Similitudes con Otros Casos Europeos

Esta historia guarda ciertas similitudes con otras tantas que sucedieron por otros territorios europeos. En Inglaterra, se popularizó el culto a la figura del niño Guillermo de Norwich, asesinado de forma ritual por varios judíos en 1144. Un siglo después, en 1255, conocemos la historia similar de otro niño, Hugo de Lincoln, fallecido en parecidas circunstancias. En España, también contamos con algunas leyendas relacionadas con crímenes rituales de niños de corta edad a manos de judíos. Uno de los santos niños más venerado fue Dominguito del Val, un niño de siete años natural de Zaragoza, asesinado en 1250, cuya primera comunicación sobre el caso nos llega bien entrado el siglo XVI, por lo que parece tratarse de una elaboración posterior cuyo objetivo final era la santificación del niño mártir.

También se puede mencionar el caso de San Simonino de Trento, un niño que murió en la ciudad italiana de Trento en la Pascua de 1475, víctima de un supuesto asesinato ritual cometido por un grupo de judíos.
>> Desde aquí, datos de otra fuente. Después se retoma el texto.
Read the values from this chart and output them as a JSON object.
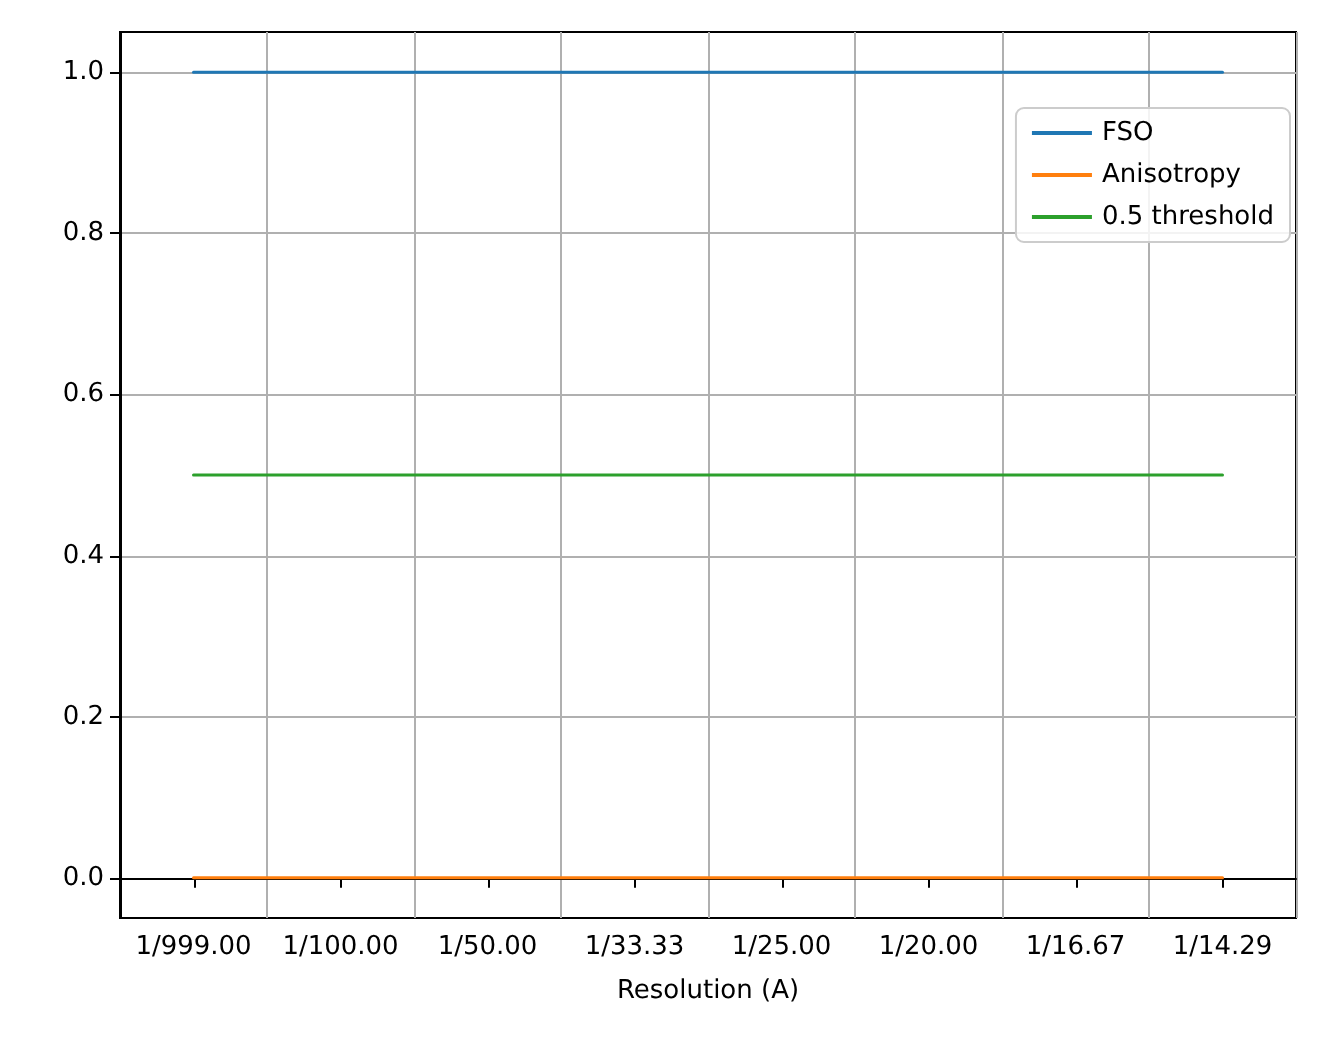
{
  "chart_data": {
    "type": "line",
    "xlabel": "Resolution (A)",
    "categories": [
      "1/999.00",
      "1/100.00",
      "1/50.00",
      "1/33.33",
      "1/25.00",
      "1/20.00",
      "1/16.67",
      "1/14.29"
    ],
    "series": [
      {
        "name": "FSO",
        "color": "#1f77b4",
        "values": [
          1,
          1,
          1,
          1,
          1,
          1,
          1,
          1
        ]
      },
      {
        "name": "Anisotropy",
        "color": "#ff7f0e",
        "values": [
          0,
          0,
          0,
          0,
          0,
          0,
          0,
          0
        ]
      },
      {
        "name": "0.5 threshold",
        "color": "#2ca02c",
        "values": [
          0.5,
          0.5,
          0.5,
          0.5,
          0.5,
          0.5,
          0.5,
          0.5
        ]
      }
    ],
    "ylim": [
      -0.05,
      1.05
    ],
    "yticks": [
      {
        "value": 0,
        "label": "0.0"
      },
      {
        "value": 0.2,
        "label": "0.2"
      },
      {
        "value": 0.4,
        "label": "0.4"
      },
      {
        "value": 0.6,
        "label": "0.6"
      },
      {
        "value": 0.8,
        "label": "0.8"
      },
      {
        "value": 1,
        "label": "1.0"
      }
    ],
    "grid": true,
    "legend": "top right",
    "marker": "none",
    "line_style": "solid"
  }
}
El objetivo de este homicidio no era otro que recoger la sangre del pequeño para fines místicos, como relatan otros tantos asesinatos rituales en la Europa coetánea. Los supuestos culpables del delito-los quince judíos antes mencionados- fueron castigados, torturados y finalmente quemados. En el año 1588, Simón de Trento fue canonizado por Sixto V. El episodio debe contextualizarse en un momento de intolerancia hacia la comunidad hebraica en toda Europa.

Representaciones Artísticas

Las representaciones que encontramos sobre este asunto se concentrarán principalmente en la segunda mitad del siglo XV, siendo algunas de estas figuraciones prácticamente coetáneas al desarrollo de la propia leyenda. Los soportes en los que el tema es representado son muy variados, aunque prevaleciendo su imagen en la pintura mural de iglesias italianas. También encontramos su representación en grupos escultóricos, aunque de forma muy marginal, así como en el ámbito del libro ilustrado, con la ya mencionada Crónica de Núremberg.
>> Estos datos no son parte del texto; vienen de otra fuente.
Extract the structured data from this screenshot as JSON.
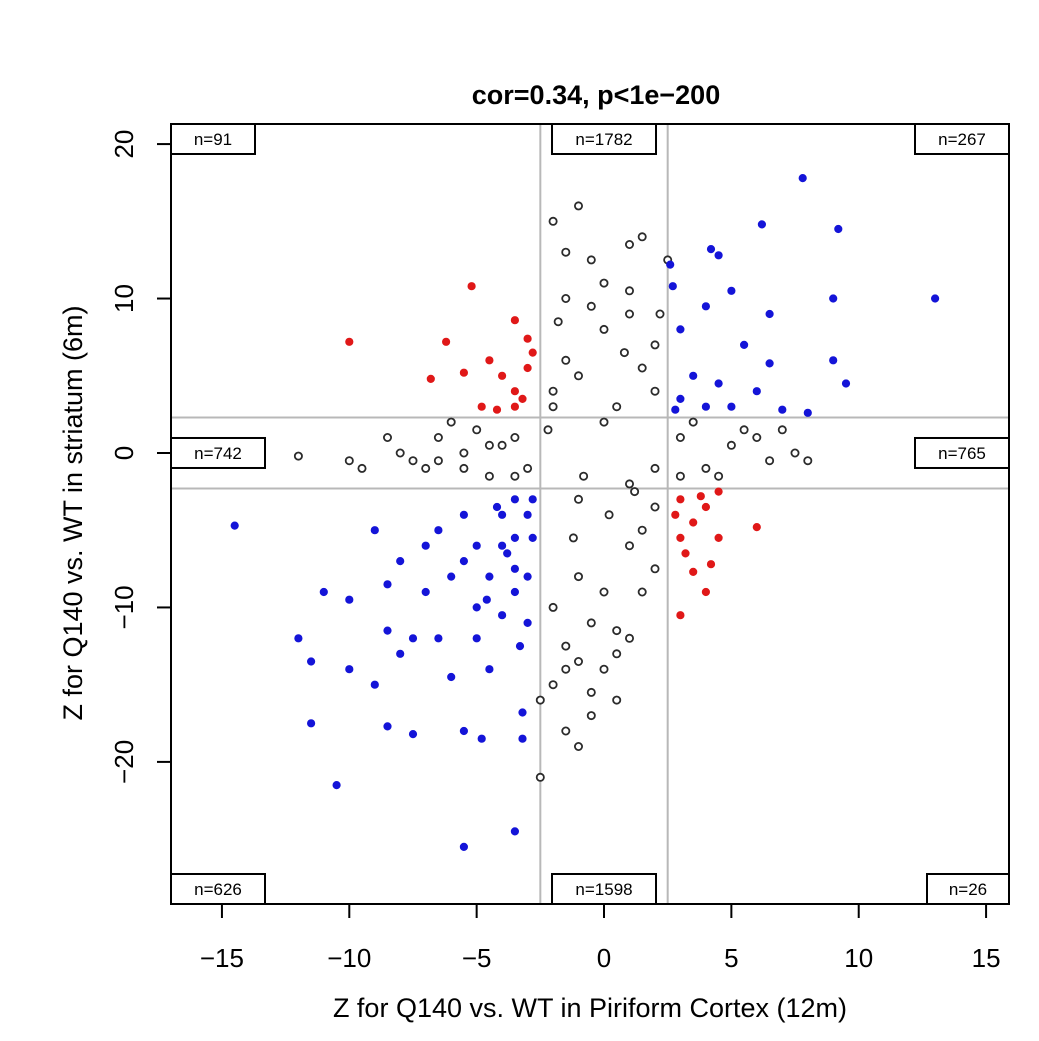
{
  "chart_data": {
    "type": "scatter",
    "title": "cor=0.34, p<1e−200",
    "xlabel": "Z for Q140 vs. WT in Piriform Cortex (12m)",
    "ylabel": "Z for Q140 vs. WT in striatum (6m)",
    "xlim": [
      -17,
      15.9
    ],
    "ylim": [
      -29.2,
      21.3
    ],
    "x_ticks": [
      -15,
      -10,
      -5,
      0,
      5,
      10,
      15
    ],
    "x_tick_labels": [
      "−15",
      "−10",
      "−5",
      "0",
      "5",
      "10",
      "15"
    ],
    "y_ticks": [
      20,
      10,
      0,
      -10,
      -20
    ],
    "y_tick_labels": [
      "20",
      "10",
      "0",
      "−10",
      "−20"
    ],
    "thresholds": {
      "x": [
        -2.5,
        2.5
      ],
      "y": [
        -2.3,
        2.3
      ]
    },
    "threshold_color": "#b8b8b8",
    "region_counts": [
      {
        "label": "n=91",
        "pos": "top-left"
      },
      {
        "label": "n=1782",
        "pos": "top-center"
      },
      {
        "label": "n=267",
        "pos": "top-right"
      },
      {
        "label": "n=742",
        "pos": "middle-left"
      },
      {
        "label": "n=765",
        "pos": "middle-right"
      },
      {
        "label": "n=626",
        "pos": "bottom-left"
      },
      {
        "label": "n=1598",
        "pos": "bottom-center"
      },
      {
        "label": "n=26",
        "pos": "bottom-right"
      }
    ],
    "series": [
      {
        "color": "#2b2b2b",
        "style": "open",
        "points": [
          [
            -2,
            15
          ],
          [
            -1,
            16
          ],
          [
            -1.5,
            13
          ],
          [
            -0.5,
            12.5
          ],
          [
            1,
            13.5
          ],
          [
            1.5,
            14
          ],
          [
            2.5,
            12.5
          ],
          [
            0,
            11
          ],
          [
            -1.5,
            10
          ],
          [
            1,
            10.5
          ],
          [
            -12,
            -0.2
          ],
          [
            -10,
            -0.5
          ],
          [
            -9.5,
            -1
          ],
          [
            -8.5,
            1
          ],
          [
            -8,
            0
          ],
          [
            -7.5,
            -0.5
          ],
          [
            -7,
            -1
          ],
          [
            -6.5,
            1
          ],
          [
            -6,
            2
          ],
          [
            -5.5,
            0
          ],
          [
            -5,
            1.5
          ],
          [
            -4.5,
            -1.5
          ],
          [
            -4,
            0.5
          ],
          [
            -3.5,
            1
          ],
          [
            -3,
            -1
          ],
          [
            -2,
            3
          ],
          [
            -1,
            -3
          ],
          [
            0,
            2
          ],
          [
            1,
            -2
          ],
          [
            2,
            4
          ],
          [
            3,
            1
          ],
          [
            4,
            -1
          ],
          [
            5,
            0.5
          ],
          [
            6,
            1
          ],
          [
            6.5,
            -0.5
          ],
          [
            7,
            1.5
          ],
          [
            7.5,
            0
          ],
          [
            8,
            -0.5
          ],
          [
            -2,
            -15
          ],
          [
            -1.5,
            -18
          ],
          [
            -1,
            -19
          ],
          [
            -0.5,
            -17
          ],
          [
            0,
            -14
          ],
          [
            0.5,
            -13
          ],
          [
            1,
            -12
          ],
          [
            -2.5,
            -21
          ],
          [
            -2.5,
            -16
          ],
          [
            -1.5,
            -14
          ],
          [
            -0.5,
            -15.5
          ],
          [
            0.5,
            -11.5
          ],
          [
            1.5,
            -9
          ],
          [
            2,
            -7.5
          ],
          [
            1,
            -6
          ],
          [
            -1,
            -8
          ],
          [
            -2,
            -10
          ],
          [
            0,
            -9
          ],
          [
            2,
            -3.5
          ],
          [
            1.5,
            -5
          ],
          [
            -0.5,
            -11
          ],
          [
            -1.5,
            -12.5
          ],
          [
            -1,
            -13.5
          ],
          [
            0.5,
            -16
          ],
          [
            -1.5,
            6
          ],
          [
            0,
            8
          ],
          [
            1,
            9
          ],
          [
            2,
            7
          ],
          [
            -2,
            4
          ],
          [
            -1,
            5
          ],
          [
            0.5,
            3
          ],
          [
            1.5,
            5.5
          ],
          [
            2.2,
            9
          ],
          [
            -1.8,
            8.5
          ],
          [
            -0.5,
            9.5
          ],
          [
            0.8,
            6.5
          ],
          [
            -2.2,
            1.5
          ],
          [
            -0.8,
            -1.5
          ],
          [
            0.2,
            -4
          ],
          [
            1.2,
            -2.5
          ],
          [
            -1.2,
            -5.5
          ],
          [
            2,
            -1
          ],
          [
            3.5,
            2
          ],
          [
            4.5,
            -1.5
          ],
          [
            5.5,
            1.5
          ],
          [
            3,
            -1.5
          ],
          [
            -3.5,
            -1.5
          ],
          [
            -4.5,
            0.5
          ],
          [
            -5.5,
            -1
          ],
          [
            -6.5,
            -0.5
          ]
        ]
      },
      {
        "color": "#e01818",
        "style": "filled",
        "points": [
          [
            -10,
            7.2
          ],
          [
            -6.2,
            7.2
          ],
          [
            -6.8,
            4.8
          ],
          [
            -5.2,
            10.8
          ],
          [
            -3.5,
            8.6
          ],
          [
            -3,
            7.4
          ],
          [
            -4.5,
            6
          ],
          [
            -4,
            5
          ],
          [
            -3.5,
            4
          ],
          [
            -4.8,
            3
          ],
          [
            -3.2,
            3.5
          ],
          [
            -4.2,
            2.8
          ],
          [
            -3,
            5.5
          ],
          [
            -3.5,
            3
          ],
          [
            -5.5,
            5.2
          ],
          [
            -2.8,
            6.5
          ],
          [
            3,
            -3
          ],
          [
            3.5,
            -4.5
          ],
          [
            4,
            -3.5
          ],
          [
            3.2,
            -6.5
          ],
          [
            3.5,
            -7.7
          ],
          [
            4.2,
            -7.2
          ],
          [
            4.5,
            -5.5
          ],
          [
            4,
            -9
          ],
          [
            3,
            -10.5
          ],
          [
            6,
            -4.8
          ],
          [
            3.8,
            -2.8
          ],
          [
            2.8,
            -4
          ],
          [
            3,
            -5.5
          ],
          [
            4.5,
            -2.5
          ]
        ]
      },
      {
        "color": "#1414d8",
        "style": "filled",
        "points": [
          [
            7.8,
            17.8
          ],
          [
            9.2,
            14.5
          ],
          [
            6.2,
            14.8
          ],
          [
            4.2,
            13.2
          ],
          [
            4.5,
            12.8
          ],
          [
            2.6,
            12.2
          ],
          [
            2.7,
            10.8
          ],
          [
            5,
            10.5
          ],
          [
            9,
            10
          ],
          [
            13,
            10
          ],
          [
            6.5,
            9
          ],
          [
            4,
            9.5
          ],
          [
            3,
            8
          ],
          [
            5.5,
            7
          ],
          [
            6.5,
            5.8
          ],
          [
            3.5,
            5
          ],
          [
            4.5,
            4.5
          ],
          [
            6,
            4
          ],
          [
            9,
            6
          ],
          [
            9.5,
            4.5
          ],
          [
            3,
            3.5
          ],
          [
            4,
            3
          ],
          [
            5,
            3
          ],
          [
            7,
            2.8
          ],
          [
            8,
            2.6
          ],
          [
            2.8,
            2.8
          ],
          [
            -14.5,
            -4.7
          ],
          [
            -12,
            -12
          ],
          [
            -11.5,
            -13.5
          ],
          [
            -11.5,
            -17.5
          ],
          [
            -11,
            -9
          ],
          [
            -10.5,
            -21.5
          ],
          [
            -10,
            -14
          ],
          [
            -10,
            -9.5
          ],
          [
            -9,
            -15
          ],
          [
            -9,
            -5
          ],
          [
            -8.5,
            -8.5
          ],
          [
            -8.5,
            -11.5
          ],
          [
            -8.5,
            -17.7
          ],
          [
            -8,
            -13
          ],
          [
            -8,
            -7
          ],
          [
            -7.5,
            -12
          ],
          [
            -7.5,
            -18.2
          ],
          [
            -7,
            -6
          ],
          [
            -7,
            -9
          ],
          [
            -6.5,
            -5
          ],
          [
            -6.5,
            -12
          ],
          [
            -6,
            -8
          ],
          [
            -6,
            -14.5
          ],
          [
            -5.5,
            -4
          ],
          [
            -5.5,
            -7
          ],
          [
            -5.5,
            -18
          ],
          [
            -5,
            -6
          ],
          [
            -5,
            -10
          ],
          [
            -5,
            -12
          ],
          [
            -4.8,
            -18.5
          ],
          [
            -4.5,
            -14
          ],
          [
            -4.5,
            -8
          ],
          [
            -4,
            -4
          ],
          [
            -4,
            -6
          ],
          [
            -4,
            -10.5
          ],
          [
            -3.5,
            -3
          ],
          [
            -3.5,
            -5.5
          ],
          [
            -3.5,
            -7.5
          ],
          [
            -3.5,
            -9
          ],
          [
            -3.5,
            -24.5
          ],
          [
            -3.2,
            -16.8
          ],
          [
            -3,
            -4
          ],
          [
            -3,
            -8
          ],
          [
            -3,
            -11
          ],
          [
            -3.2,
            -18.5
          ],
          [
            -5.5,
            -25.5
          ],
          [
            -3.8,
            -6.5
          ],
          [
            -4.2,
            -3.5
          ],
          [
            -3.3,
            -12.5
          ],
          [
            -4.6,
            -9.5
          ],
          [
            -2.8,
            -5.5
          ],
          [
            -2.8,
            -3
          ]
        ]
      }
    ]
  }
}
Desde el punto de vista iconográfico, la representación más común del santo niño es la de su martirio, en la que aparece desnudo y sostenido por sus captores, mientras estos le infligen toda serie de tormentos. Los judíos, causantes de la tortura del niño, son figurados de manera caricaturesca, con rasgos físicos muy toscos y pronunciados. En ocasiones aparecen también representados los instrumentos del sacrificio, en una clara alusión a la Pasión de Cristo. Menos frecuente es la representación de Simonino como santo triunfante, bien solo, o acompañado de otros mártires. En este caso, el niño aparece portando un estandarte como símbolo de la victoria de la fe y una palma. Este último elemento, en algunas imágenes, es sustituido por alguno de sus instrumentos de tortura.